The cotangent function has important application value in multiple fields:​

  • Mathematics: It is a core component of trigonometric identities, such as "1 + cot²θ = csc²θ" (derived from sin²θ + cos²θ = 1), which can simplify complex expressions. In calculus, the integral of the cotangent function (e.g., ∫cotθdθ = ln|sinθ| + C) is a key tool for solving periodic problems, particularly effective in handling integrals involving sine functions.​
  • Physics and Engineering: In mechanics, the cotangent function can describe the proportion of force decomposition in inclined plane force analysis (such as the ratio of the horizontal component to the vertical component of gravity acting on an object on an incline). In vibration theory, it is used to calculate the relationship between the period of a pendulum's motion and the angle, aiding in analyzing the laws of simple harmonic motion.​
  • Navigation and Surveying: In topographic surveying, the cotangent function can calculate the length of the adjacent side using the known length of the opposite side and the angle (e.g., quickly estimating the height of a building using the horizontal distance and the cotangent of the elevation angle).
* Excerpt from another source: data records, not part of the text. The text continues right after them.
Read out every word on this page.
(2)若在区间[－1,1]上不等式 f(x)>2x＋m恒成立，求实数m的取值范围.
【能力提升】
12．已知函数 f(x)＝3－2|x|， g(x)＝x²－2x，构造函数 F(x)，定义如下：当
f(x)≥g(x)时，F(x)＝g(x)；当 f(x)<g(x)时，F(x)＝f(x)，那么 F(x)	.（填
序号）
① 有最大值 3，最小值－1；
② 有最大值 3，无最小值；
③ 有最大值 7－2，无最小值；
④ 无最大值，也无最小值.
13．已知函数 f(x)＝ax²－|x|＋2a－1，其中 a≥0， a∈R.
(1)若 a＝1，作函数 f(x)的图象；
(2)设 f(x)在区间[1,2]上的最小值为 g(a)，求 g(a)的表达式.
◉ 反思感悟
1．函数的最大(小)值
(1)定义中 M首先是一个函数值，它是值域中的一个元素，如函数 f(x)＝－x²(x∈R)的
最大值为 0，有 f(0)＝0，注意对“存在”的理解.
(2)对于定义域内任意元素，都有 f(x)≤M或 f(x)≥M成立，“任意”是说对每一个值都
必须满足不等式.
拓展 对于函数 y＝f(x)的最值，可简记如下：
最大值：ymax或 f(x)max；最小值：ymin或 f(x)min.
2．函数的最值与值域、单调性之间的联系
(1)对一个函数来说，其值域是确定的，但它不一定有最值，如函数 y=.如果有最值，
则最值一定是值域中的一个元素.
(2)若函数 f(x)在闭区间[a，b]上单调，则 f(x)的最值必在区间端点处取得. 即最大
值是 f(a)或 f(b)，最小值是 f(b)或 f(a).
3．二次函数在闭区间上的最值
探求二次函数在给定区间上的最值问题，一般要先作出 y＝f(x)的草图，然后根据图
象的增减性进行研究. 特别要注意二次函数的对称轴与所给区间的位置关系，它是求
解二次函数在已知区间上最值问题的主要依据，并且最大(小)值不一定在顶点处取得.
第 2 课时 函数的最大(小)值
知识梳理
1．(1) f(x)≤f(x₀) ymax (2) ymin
In maritime navigation, it is used to convert relationships between azimuth angles and distances, assisting in determining routes.​
  • Architecture and Manufacturing: In architectural design, the cotangent function can calculate the "adjacent-opposite ratio" for structures such as roof slopes and stair inclinations, ensuring structural stability. In mechanical manufacturing, it is used in the design of gear meshing angles and tool inclinations, ensuring precise coordination of mechanical components.